The days passed on, and every day she grew weaker. She did not suffer much, but nothing seemed to do her good. Mrs. Elton was kindness itself. Harry was in dreadful distress. He haunted her room, creeping in whenever he had a chance, and sitting in corners out of the way. Euphra liked to have him near her. She seldom spoke to him, or to any one but Margaret, for Margaret alone could hear with ease what she said. But now and then she would motion him to her bedside, and say — it was always the same —
“Harry, dear, be good.”
“I will; indeed I will, dear Euphra,” was still Harry’s reply.
Once, expressing to Margaret her regret that she should be such a trouble to her, she said:
“You have to do so much for me, that I am ashamed.”
“Do let me wash the feet of one of his disciples;” Margaret replied, gently expostulating; after which, Euphra never grumbled at her own demands upon her.
Again, one day, she said:
“I am not right at all to-day, Margaret. God can’t love me, I am so hateful.”

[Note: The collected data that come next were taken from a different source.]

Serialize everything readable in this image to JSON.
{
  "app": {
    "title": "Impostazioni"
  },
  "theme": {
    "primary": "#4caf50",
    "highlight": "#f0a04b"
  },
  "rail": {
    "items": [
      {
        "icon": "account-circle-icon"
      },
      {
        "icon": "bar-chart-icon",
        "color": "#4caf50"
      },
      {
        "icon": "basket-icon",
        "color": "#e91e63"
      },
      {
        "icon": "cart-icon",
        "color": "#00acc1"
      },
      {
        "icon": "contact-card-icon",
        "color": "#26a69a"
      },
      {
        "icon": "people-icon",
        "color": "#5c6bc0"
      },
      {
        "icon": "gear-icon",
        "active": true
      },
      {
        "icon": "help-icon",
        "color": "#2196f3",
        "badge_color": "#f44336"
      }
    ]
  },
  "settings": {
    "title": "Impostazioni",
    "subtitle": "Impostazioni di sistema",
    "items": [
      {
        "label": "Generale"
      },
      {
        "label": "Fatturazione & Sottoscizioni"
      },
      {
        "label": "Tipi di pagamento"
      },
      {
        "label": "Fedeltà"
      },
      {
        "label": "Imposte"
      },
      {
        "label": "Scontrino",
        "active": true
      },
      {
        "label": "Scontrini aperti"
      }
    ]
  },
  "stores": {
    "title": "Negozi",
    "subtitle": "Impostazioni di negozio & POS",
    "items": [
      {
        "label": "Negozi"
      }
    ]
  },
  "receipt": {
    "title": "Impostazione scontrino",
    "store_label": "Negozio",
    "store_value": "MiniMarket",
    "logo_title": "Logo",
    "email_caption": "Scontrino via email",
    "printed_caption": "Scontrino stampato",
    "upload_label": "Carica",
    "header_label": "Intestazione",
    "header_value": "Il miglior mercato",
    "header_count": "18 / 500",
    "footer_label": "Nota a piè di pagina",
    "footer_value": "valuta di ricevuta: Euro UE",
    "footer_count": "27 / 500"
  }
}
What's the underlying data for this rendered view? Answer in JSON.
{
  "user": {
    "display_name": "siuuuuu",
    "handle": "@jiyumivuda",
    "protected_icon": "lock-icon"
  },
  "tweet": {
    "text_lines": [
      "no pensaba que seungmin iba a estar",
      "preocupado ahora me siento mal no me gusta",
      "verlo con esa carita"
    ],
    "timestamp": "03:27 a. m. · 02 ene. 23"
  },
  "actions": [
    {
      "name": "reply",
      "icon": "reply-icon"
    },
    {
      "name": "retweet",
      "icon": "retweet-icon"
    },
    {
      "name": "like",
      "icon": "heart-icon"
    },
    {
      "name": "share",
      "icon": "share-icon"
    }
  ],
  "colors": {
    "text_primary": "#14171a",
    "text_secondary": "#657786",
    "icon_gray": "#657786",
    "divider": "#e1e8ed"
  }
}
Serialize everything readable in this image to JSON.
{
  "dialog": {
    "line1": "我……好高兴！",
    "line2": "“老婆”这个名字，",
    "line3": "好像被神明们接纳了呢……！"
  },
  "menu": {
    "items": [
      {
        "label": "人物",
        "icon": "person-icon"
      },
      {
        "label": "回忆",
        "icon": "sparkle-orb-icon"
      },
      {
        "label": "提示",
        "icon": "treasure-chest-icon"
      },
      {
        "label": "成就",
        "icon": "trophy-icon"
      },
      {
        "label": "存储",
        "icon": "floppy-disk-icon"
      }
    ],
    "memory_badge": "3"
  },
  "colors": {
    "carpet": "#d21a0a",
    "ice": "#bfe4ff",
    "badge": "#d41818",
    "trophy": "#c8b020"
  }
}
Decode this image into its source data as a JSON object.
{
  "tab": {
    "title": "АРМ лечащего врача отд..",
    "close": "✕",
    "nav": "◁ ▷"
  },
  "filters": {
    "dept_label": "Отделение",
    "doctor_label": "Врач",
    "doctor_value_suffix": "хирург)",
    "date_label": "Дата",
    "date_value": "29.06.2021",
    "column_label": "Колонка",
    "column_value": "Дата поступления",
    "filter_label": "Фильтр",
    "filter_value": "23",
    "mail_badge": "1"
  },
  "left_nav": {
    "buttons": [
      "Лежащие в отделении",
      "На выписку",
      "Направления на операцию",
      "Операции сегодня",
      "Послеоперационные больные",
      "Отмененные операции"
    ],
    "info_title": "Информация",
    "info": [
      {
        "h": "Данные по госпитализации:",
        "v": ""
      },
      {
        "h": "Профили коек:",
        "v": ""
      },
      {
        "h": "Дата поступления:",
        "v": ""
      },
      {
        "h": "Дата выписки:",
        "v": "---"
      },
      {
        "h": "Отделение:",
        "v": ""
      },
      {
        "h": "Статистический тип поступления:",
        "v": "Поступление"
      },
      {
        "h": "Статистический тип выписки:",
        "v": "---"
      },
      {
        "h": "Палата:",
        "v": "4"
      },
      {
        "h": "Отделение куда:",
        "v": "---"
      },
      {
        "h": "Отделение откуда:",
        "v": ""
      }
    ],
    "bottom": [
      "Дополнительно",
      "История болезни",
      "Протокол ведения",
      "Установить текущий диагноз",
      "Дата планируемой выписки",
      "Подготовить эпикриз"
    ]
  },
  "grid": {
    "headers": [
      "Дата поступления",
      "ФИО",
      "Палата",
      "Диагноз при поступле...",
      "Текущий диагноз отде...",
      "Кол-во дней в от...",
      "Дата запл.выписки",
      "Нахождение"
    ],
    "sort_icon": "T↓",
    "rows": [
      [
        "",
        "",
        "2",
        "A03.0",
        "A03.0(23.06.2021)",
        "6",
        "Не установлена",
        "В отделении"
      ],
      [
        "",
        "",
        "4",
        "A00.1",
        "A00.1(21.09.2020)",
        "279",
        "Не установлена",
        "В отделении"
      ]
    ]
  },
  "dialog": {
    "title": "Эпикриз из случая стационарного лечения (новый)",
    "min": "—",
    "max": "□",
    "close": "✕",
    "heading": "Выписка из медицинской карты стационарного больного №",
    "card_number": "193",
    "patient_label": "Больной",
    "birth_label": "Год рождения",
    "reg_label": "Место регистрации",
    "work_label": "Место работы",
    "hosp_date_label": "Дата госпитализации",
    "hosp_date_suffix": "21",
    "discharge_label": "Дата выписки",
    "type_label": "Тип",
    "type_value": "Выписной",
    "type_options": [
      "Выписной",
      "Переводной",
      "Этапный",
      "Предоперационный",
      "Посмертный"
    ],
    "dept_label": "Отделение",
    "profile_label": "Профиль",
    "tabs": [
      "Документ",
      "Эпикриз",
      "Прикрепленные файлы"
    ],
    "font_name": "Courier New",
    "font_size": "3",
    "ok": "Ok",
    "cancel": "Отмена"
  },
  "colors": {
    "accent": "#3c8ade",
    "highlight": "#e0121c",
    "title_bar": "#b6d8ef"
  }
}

“Don’t measure God’s mind by your own, Euphra. It would be a poor love that depended not on itself, but on the feelings of the person loved. A crying baby turns away from its mother’s breast, but she does not put it away till it stops crying. She holds it closer. For my part, in the worst mood I am ever in, when I don’t feel I love God at all, I just look up to his love. I say to him: ’Look at me. See what state I am in. Help me!” Ah! you would wonder how that makes peace. And the love comes of itself; sometimes so strong, it nearly breaks my heart.”
“But there is a text I don’t like.”
“Take another, then.”
“But it will keep coming.”
“Give it back to God, and never mind it.”
“But would that be right?”
“One day, when I was a little girl, so high, I couldn’t eat my porridge, and sat looking at it. ‘Eat your porridge,’ said my mother. ‘I don’t want it,’ I answered. ’There’s nothing else for you,’ said my mother — for she had not learned so much from my father then, as she did before he died. ‘Hoots!’ said my father — I cannot, dear Euphra, make his words into English.”
“No, no, don’t,” said Euphra; “I shall understand them perfectly.”
“‘Hoots! Janet, my woman!’ said my father. ‘Gie the bairn a dish o’ tay. Wadna ye like some tay, Maggy, my doo?’ ‘Ay wad I,’ said I. ’The parritch is guid eneuch,” said my mother. ’Nae doot aboot the parritch, woman; it’s the bairn’s stamack, it’s no the parritch.’ My mother said no more, but made me a cup of such nice tea; for whenever she gave in, she gave in quite. I drank it; and, half from anxiety to please my mother, half from reviving hunger, attacked the porridge next, and ate it up. ‘Leuk at that!’ said my father. ‘Janet, my woman, gie a body the guid that they can tak’, an’ they’ll sune tak’ the guid that they canna. Ye’re better noo, Maggy, my doo?’ I never told him that I had taken the porridge too soon after all, and had to creep into the wood, and be sick. But it is all the same for the story.”